Hubert Sumlin passed last Sunday, December 4th 2011. 

Little wonder Clapton and Keith Richards volunteered to play sidemen for Sumlin on his Grammy-nominated album “About Them Shoes” (2005). In so doing, the guitar gods paid homage to a less-celebrated deity who had pointed the way for them.
Born in the Mississippi Delta — in Greenwood, Miss. — and raised in Hughes, Ark., the self-taught guitarist collaborated with future harmonica star James Cotton before either was known to the world. 

By the early 1950s, Wolf brought Sumlin to Chicago and mentored him before the listening public, transforming a somewhat shy, soft-spoken young man into a ferocious presence — once Sumlin strapped on his guitar.

The two men made staggering music together, but they sometimes battled with equal intensity off the bandstand.

Showing up after a gig had ended in Little Rock, Ark., in the 1950s, Sumlin nonchalantly piled into the car heading to the next date. It didn’t take long before Wolf interrupted the journey, dragged Sumlin out of the vehicle and shoved him down a hill, costing the musician two front teeth.


“He was a big man, and he scared me half to death!” Sumlin said in a Chicago Tribune interview earlier this year.

A few days later, Sumlin turned up unannounced at Silvio’s, a landmark Chicago blues club where the Wolf often howled, and cocked his fist.

“I hit him!” Sumlin recalled in the Tribune interview. “I knocked his teeth out too.
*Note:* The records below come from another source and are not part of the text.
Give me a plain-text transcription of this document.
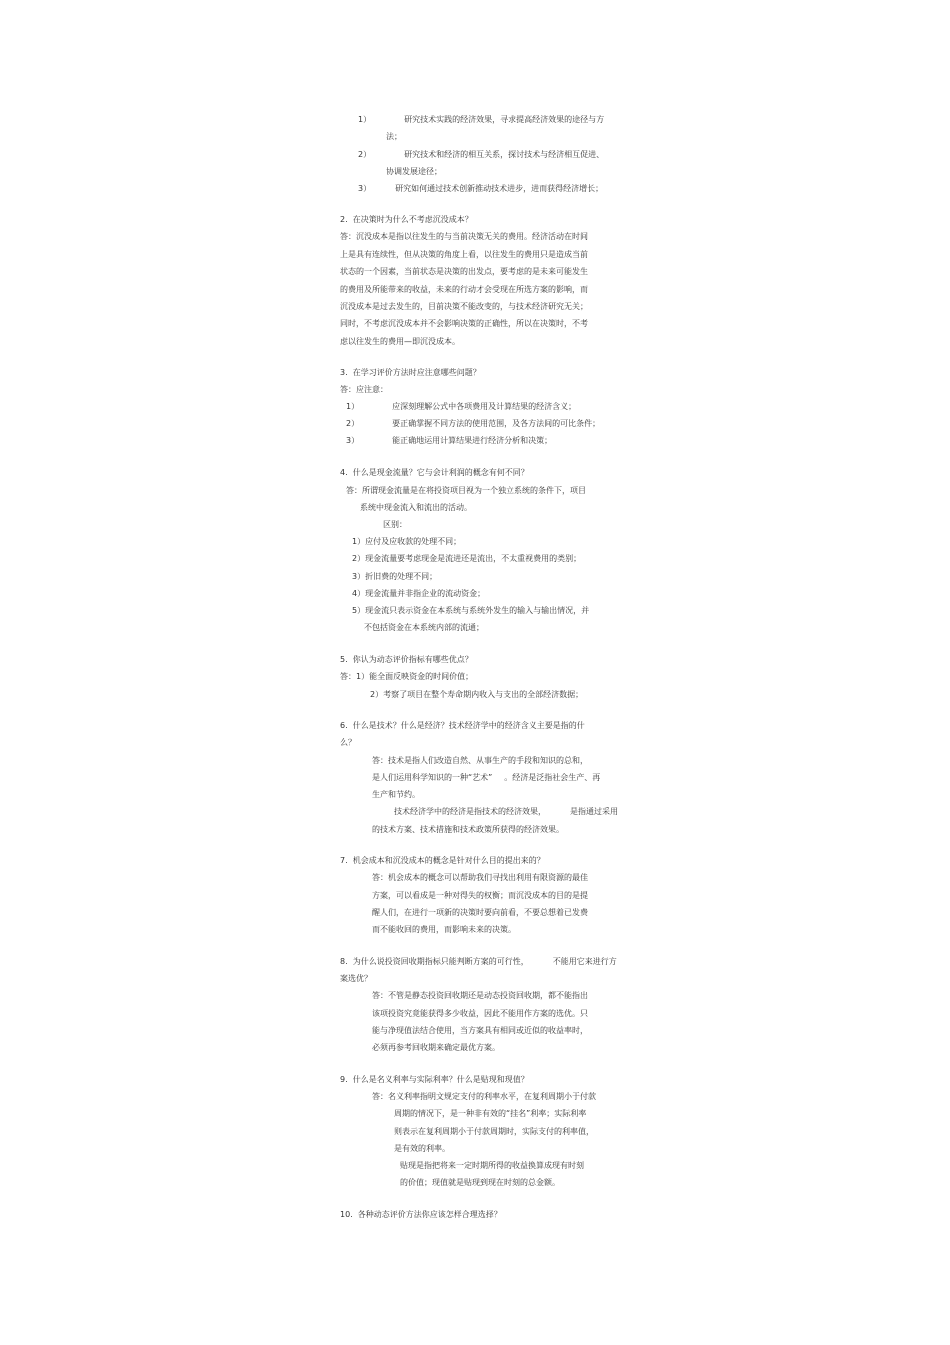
1）	研究技术实践的经济效果，寻求提高经济效果的途径与方
法；
2）	研究技术和经济的相互关系，探讨技术与经济相互促进、
协调发展途径；
3）	研究如何通过技术创新推动技术进步，进而获得经济增长；
2.  在决策时为什么不考虑沉没成本？
答：沉没成本是指以往发生的与当前决策无关的费用。经济活动在时间
上是具有连续性，但从决策的角度上看，以往发生的费用只是造成当前
状态的一个因素，当前状态是决策的出发点，要考虑的是未来可能发生
的费用及所能带来的收益，未来的行动才会受现在所选方案的影响，而
沉没成本是过去发生的，目前决策不能改变的，与技术经济研究无关；
同时，不考虑沉没成本并不会影响决策的正确性，所以在决策时，不考
虑以往发生的费用—即沉没成本。
3.  在学习评价方法时应注意哪些问题？
答：应注意：
1）	应深刻理解公式中各项费用及计算结果的经济含义；
2）	要正确掌握不同方法的使用范围，及各方法间的可比条件；
3）	能正确地运用计算结果进行经济分析和决策；
4.  什么是现金流量？它与会计利润的概念有何不同？
答：所谓现金流量是在将投资项目视为一个独立系统的条件下，项目
系统中现金流入和流出的活动。
区别：
1）应付及应收款的处理不同；
2）现金流量要考虑现金是流进还是流出，不太重视费用的类别；
3）折旧费的处理不同；
4）现金流量并非指企业的流动资金；
5）现金流只表示资金在本系统与系统外发生的输入与输出情况，并
不包括资金在本系统内部的流通；
5.  你认为动态评价指标有哪些优点？
答：1）能全面反映资金的时间价值；
2）考察了项目在整个寿命期内收入与支出的全部经济数据；
6.  什么是技术？什么是经济？技术经济学中的经济含义主要是指的什
么？
答：技术是指人们改造自然、从事生产的手段和知识的总和，
是人们运用科学知识的一种“艺术” 。经济是泛指社会生产、再
生产和节约。
技术经济学中的经济是指技术的经济效果，	是指通过采用
的技术方案、技术措施和技术政策所获得的经济效果。
7.  机会成本和沉没成本的概念是针对什么目的提出来的？
答：机会成本的概念可以帮助我们寻找出利用有限资源的最佳
方案，可以看成是一种对得失的权衡；而沉没成本的目的是提
醒人们，在进行一项新的决策时要向前看，不要总想着已发费
而不能收回的费用，而影响未来的决策。
8.  为什么说投资回收期指标只能判断方案的可行性，	不能用它来进行方
案选优？
答：不管是静态投资回收期还是动态投资回收期，都不能指出
该项投资究竟能获得多少收益，因此不能用作方案的选优。只
能与净现值法结合使用，当方案具有相同或近似的收益率时，
必须再参考回收期来确定最优方案。
9.  什么是名义利率与实际利率？什么是贴现和现值？
答：名义利率指明文规定支付的利率水平，在复利周期小于付款
周期的情况下，是一种非有效的“挂名”利率；实际利率
则表示在复利周期小于付款周期时，实际支付的利率值，
是有效的利率。
贴现是指把将来一定时期所得的收益换算成现有时刻
的价值；现值就是贴现到现在时刻的总金额。
10.  各种动态评价方法你应该怎样合理选择？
And afterward, he laughed. ... I hated I did it. I apologized. But you know what the guy did? We went back to work.”
This kind of intramural violence was not uncommon in an earlier, more rough-and-tumble blues era, and that feral energy made its way onto recordings, assuring both Wolf and Sumlin a measure of musical immortality.
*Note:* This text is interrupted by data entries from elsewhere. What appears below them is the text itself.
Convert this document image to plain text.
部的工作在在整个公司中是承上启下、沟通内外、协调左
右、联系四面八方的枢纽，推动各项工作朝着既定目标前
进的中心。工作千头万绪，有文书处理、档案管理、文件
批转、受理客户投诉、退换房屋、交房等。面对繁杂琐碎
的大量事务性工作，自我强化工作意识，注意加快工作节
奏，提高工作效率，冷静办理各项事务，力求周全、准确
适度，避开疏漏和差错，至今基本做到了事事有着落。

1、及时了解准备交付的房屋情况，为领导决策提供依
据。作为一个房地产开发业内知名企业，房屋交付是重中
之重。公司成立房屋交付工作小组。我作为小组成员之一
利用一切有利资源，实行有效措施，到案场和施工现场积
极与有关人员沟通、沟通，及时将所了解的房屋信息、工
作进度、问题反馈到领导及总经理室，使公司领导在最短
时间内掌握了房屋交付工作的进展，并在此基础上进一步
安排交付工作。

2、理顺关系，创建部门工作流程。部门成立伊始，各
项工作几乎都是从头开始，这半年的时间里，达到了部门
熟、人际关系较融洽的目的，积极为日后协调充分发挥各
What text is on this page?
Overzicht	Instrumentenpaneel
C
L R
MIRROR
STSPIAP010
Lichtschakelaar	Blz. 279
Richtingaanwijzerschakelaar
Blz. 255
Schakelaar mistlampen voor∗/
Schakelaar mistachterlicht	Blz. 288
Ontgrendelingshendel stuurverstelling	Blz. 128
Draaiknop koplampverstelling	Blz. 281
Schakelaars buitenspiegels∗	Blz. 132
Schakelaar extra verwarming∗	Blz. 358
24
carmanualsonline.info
After the 1976 death of Wolf (who was born Chester Arthur Burnett), Sumlin eventually came into his own as bandleader and emerging vocalist, issuing critically acclaimed recordings that were more muted than those of his old boss.
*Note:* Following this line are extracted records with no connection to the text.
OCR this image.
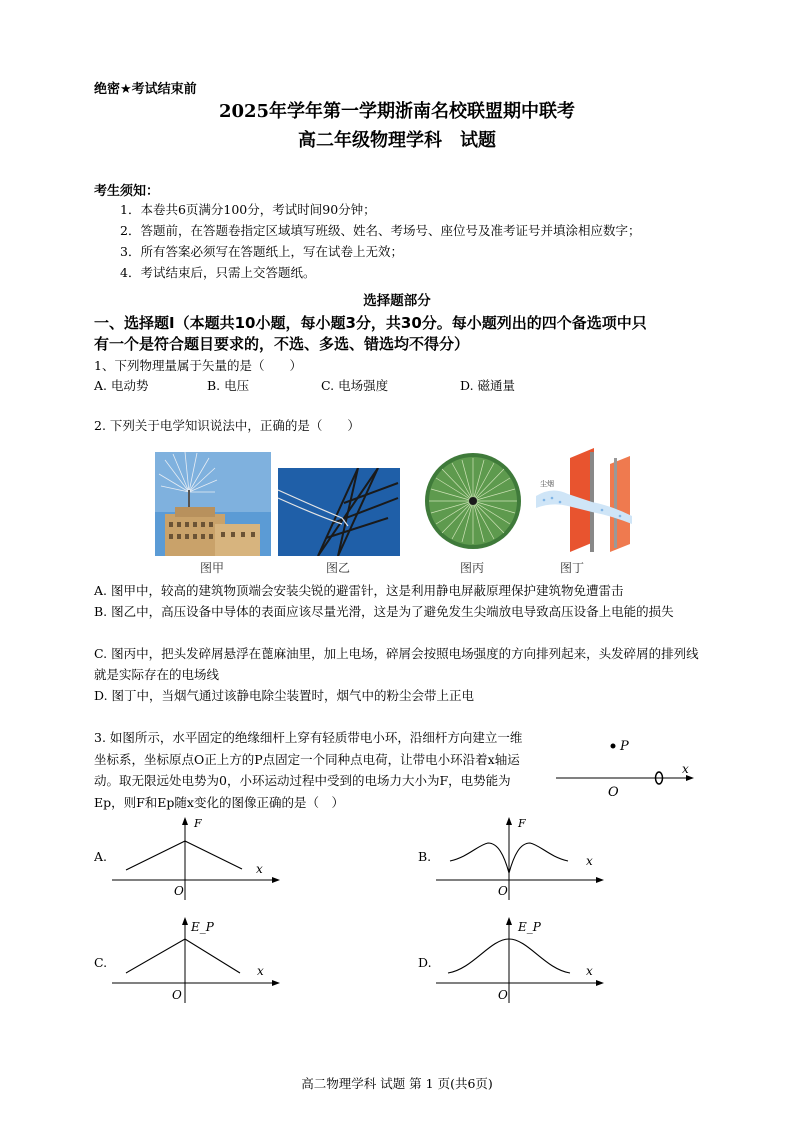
绝密★考试结束前
2025年学年第一学期浙南名校联盟期中联考
高二年级物理学科　试题
考生须知：
1．本卷共6页满分100分，考试时间90分钟；
2．答题前，在答题卷指定区域填写班级、姓名、考场号、座位号及准考证号并填涂相应数字；
3．所有答案必须写在答题纸上，写在试卷上无效；
4．考试结束后，只需上交答题纸。
选择题部分
一、选择题Ⅰ（本题共10小题，每小题3分，共30分。每小题列出的四个备选项中只
有一个是符合题目要求的，不选、多选、错选均不得分）
1、下列物理量属于矢量的是（　　）
A. 电动势	B. 电压	C. 电场强度	D. 磁通量
2. 下列关于电学知识说法中，正确的是（　　）
尘烟
A
图甲	图乙	图丙	图丁
A. 图甲中，较高的建筑物顶端会安装尖锐的避雷针，这是利用静电屏蔽原理保护建筑物免遭雷击
B. 图乙中，高压设备中导体的表面应该尽量光滑，这是为了避免发生尖端放电导致高压设备上电能的损失
C. 图丙中，把头发碎屑悬浮在蓖麻油里，加上电场，碎屑会按照电场强度的方向排列起来，头发碎屑的排列线就是实际存在的电场线
D. 图丁中，当烟气通过该静电除尘装置时，烟气中的粉尘会带上正电
3. 如图所示，水平固定的绝缘细杆上穿有轻质带电小环，沿细杆方向建立一维坐标系，坐标原点O正上方的P点固定一个同种点电荷，让带电小环沿着x轴运动。取无限远处电势为0，小环运动过程中受到的电场力大小为F，电势能为Ep，则F和Ep随x变化的图像正确的是（　）
P
x
O
A.
F
x
O
B.
F
x
O
C.
E_P
x
O
D.
E_P
x
O
高二物理学科 试题 第 1 页(共6页)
In recent years, Sumlin — who had left Chicago and lost his wife, Willie B. “Bea” Reed Sumlin, in 1999 — was still a periodic attraction on Chicago stages. He appeared alongside Robert Cray and Jimmie Vaughan in 2007 at Clapton’s Crossroads Guitar Festival, at Toyota Park in Bridgeview; performed at a “Blues at the Crossroads” concert in February at Symphony Center; and headlined frequently at the Chicago Blues Festival but canceled his participation in a Robert Johnson centennial tribute at this summer’s fest (as did the since-deceased nonagenarian David “Honeyboy” Edwards), due to illness.